A chr13 with gsdf location indicated. *Mapping interval of markers most highly associated with sex in a previous study [19]. B Male and female linkage maps differ strongly genome-wide. The outermost track visualizes individual chromosomes. Locations of defined Male-only and Female-only meiotic Recombination Regions (MRRs and FRRs) are shown as alternating black/grey rectangular tracks beneath each chromosome. All 24 chromosomes exhibit clear sex-restricted recombination intervals as shown in the tracks labeled MR and FR, showing the cumulative proportions (range 0–1) of all recombination events on each chromosome for males (MR) and females (FR). The innermost track, labeled ΔAF, shows the male vs. female delta allele frequency for 500kb windows along each chromosome (range 0–0.36).

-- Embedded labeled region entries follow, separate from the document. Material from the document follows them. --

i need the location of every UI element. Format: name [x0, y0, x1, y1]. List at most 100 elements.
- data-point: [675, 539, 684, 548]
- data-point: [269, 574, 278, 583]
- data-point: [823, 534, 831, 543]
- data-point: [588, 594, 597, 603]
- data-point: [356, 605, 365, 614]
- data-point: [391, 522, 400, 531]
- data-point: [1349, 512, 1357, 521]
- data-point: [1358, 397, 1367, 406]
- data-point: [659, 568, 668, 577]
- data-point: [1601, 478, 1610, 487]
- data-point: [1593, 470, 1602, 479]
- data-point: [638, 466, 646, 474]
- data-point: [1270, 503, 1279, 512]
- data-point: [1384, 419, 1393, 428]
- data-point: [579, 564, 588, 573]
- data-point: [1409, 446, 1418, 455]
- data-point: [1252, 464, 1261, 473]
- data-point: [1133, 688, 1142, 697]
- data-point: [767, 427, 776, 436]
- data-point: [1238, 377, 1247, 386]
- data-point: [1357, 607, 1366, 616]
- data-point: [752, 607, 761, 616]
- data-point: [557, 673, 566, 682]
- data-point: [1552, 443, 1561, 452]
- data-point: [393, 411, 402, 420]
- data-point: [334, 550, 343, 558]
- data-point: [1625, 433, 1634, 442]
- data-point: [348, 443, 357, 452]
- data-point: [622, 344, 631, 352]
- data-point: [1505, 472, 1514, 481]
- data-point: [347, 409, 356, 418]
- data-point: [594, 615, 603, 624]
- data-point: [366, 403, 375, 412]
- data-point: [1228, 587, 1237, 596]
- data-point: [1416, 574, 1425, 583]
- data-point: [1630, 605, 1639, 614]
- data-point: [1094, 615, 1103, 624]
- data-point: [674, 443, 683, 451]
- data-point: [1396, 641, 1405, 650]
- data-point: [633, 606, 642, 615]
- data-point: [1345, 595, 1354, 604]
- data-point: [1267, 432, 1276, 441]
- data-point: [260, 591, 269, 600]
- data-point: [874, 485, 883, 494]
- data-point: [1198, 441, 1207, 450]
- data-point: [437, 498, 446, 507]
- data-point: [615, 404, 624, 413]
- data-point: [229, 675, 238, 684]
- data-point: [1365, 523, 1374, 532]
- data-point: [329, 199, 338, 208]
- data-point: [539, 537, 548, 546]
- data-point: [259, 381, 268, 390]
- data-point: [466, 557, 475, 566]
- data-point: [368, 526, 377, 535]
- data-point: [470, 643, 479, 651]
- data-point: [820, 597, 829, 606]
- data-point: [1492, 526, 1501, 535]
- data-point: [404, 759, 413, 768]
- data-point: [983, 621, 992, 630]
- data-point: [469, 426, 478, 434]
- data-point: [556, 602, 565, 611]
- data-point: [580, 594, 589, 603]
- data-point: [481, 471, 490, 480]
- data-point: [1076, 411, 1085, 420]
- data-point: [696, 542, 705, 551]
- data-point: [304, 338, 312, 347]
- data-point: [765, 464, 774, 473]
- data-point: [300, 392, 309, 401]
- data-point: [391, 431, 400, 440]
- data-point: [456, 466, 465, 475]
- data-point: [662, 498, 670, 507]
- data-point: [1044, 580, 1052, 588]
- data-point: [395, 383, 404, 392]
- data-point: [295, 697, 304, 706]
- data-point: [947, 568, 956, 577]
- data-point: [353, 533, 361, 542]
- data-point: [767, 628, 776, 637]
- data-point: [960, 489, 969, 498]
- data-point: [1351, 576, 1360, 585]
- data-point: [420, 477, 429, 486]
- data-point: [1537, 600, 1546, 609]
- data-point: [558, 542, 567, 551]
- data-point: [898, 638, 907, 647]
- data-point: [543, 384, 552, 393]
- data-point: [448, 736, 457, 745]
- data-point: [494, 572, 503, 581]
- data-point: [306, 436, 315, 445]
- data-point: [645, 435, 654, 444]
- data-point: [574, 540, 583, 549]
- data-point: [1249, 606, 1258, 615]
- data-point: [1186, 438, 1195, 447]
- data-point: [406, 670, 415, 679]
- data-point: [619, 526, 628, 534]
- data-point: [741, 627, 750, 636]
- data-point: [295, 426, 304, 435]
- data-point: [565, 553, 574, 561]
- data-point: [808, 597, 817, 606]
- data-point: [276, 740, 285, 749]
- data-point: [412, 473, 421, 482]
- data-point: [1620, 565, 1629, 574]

Fig 4. Nucleotide diversity (π) and repeat content is correlated with sex-restricted recombination throughout the genome.

A π distribution in the Atlantic halibut genome, contrasting regions of male-only vs. female-only meiotic recombination, MRRs and FRRs, respectively. B Distribution of Pacific Halibut π estimates for regions mapped back to the Atlantic halibut genome, classified as either MRRs or FRRs. Chromosomal and MRR/FRR assignments were extracted from the Atlantic halibut genome assembly coordinates. C Genome-wide distributions of estimated π for Atlantic-, Pacific- and Greenland halibut and European plaice in regions corresponding to herein defined Atlantic halibut MRRs and FRRs. Numbers above MRR distributions indicate, within species, how much higher π is in MRR regions compared to FRR regions. * The time since divergence of Greenland halibut from Hippoglossus was estimated from [28]. ** Divergence estimate for European plaice was obtained from TimeTree [29]. D Genome-wide distributions of five repeat types in MRRs and FRRs. LINE and SINE represent Long- and short interspersed nucleotide elements, respectively. LTR indicates Long Terminal Repeats. LCR and SR indicate low complexity- and simple repeats, respectively. The Y-axis shows densities of different repeat types after Z-score transformations in relation to genome averages.

Fig 5. Chr. Y carries a transposon-derived LTR upstream of gsdf.

A Agreement between reference individual Chromium pseudo-haplotype assemblies and chrY-markers from Pool-seq of males and females. Black lines show markers along chr13 where pseudo-haplotype 1 (outer track) and pseudo-haplotype 2 (inner track) are in agreement with the Y-allele defined from pool-seq. In the interval 0-10Mb pseudo-haplotype 1 shows a striking agreement with Y-markers defined from pool-seq data. B Schematic representation of the Atlantic Halibut sex chromosomes as inferred from linkage analysis alone and from comparison of Pool-seq defined Y-markers with Chromium pseudo-haplotypes of the assembly male. X and Y haplotypes differ for a 1.2 kb segment derived from a transposable element 2 kb upstream of the gsdf transcription start site. Males carry the insertion allele which contains a lowly methylated CpG-island inferred to act as a derived promoter of gsdf uniquely in males. The shorter gsdf isoforms were observed in Atlantic halibut adult testis in as well as adult ovary and testis of Pacific halibut. The two gsdf gene models labeled chr13Y-specific indicate isoforms detected only in males from three separate developmental stages. An IGV-plot of this region is presented in S12 Fig.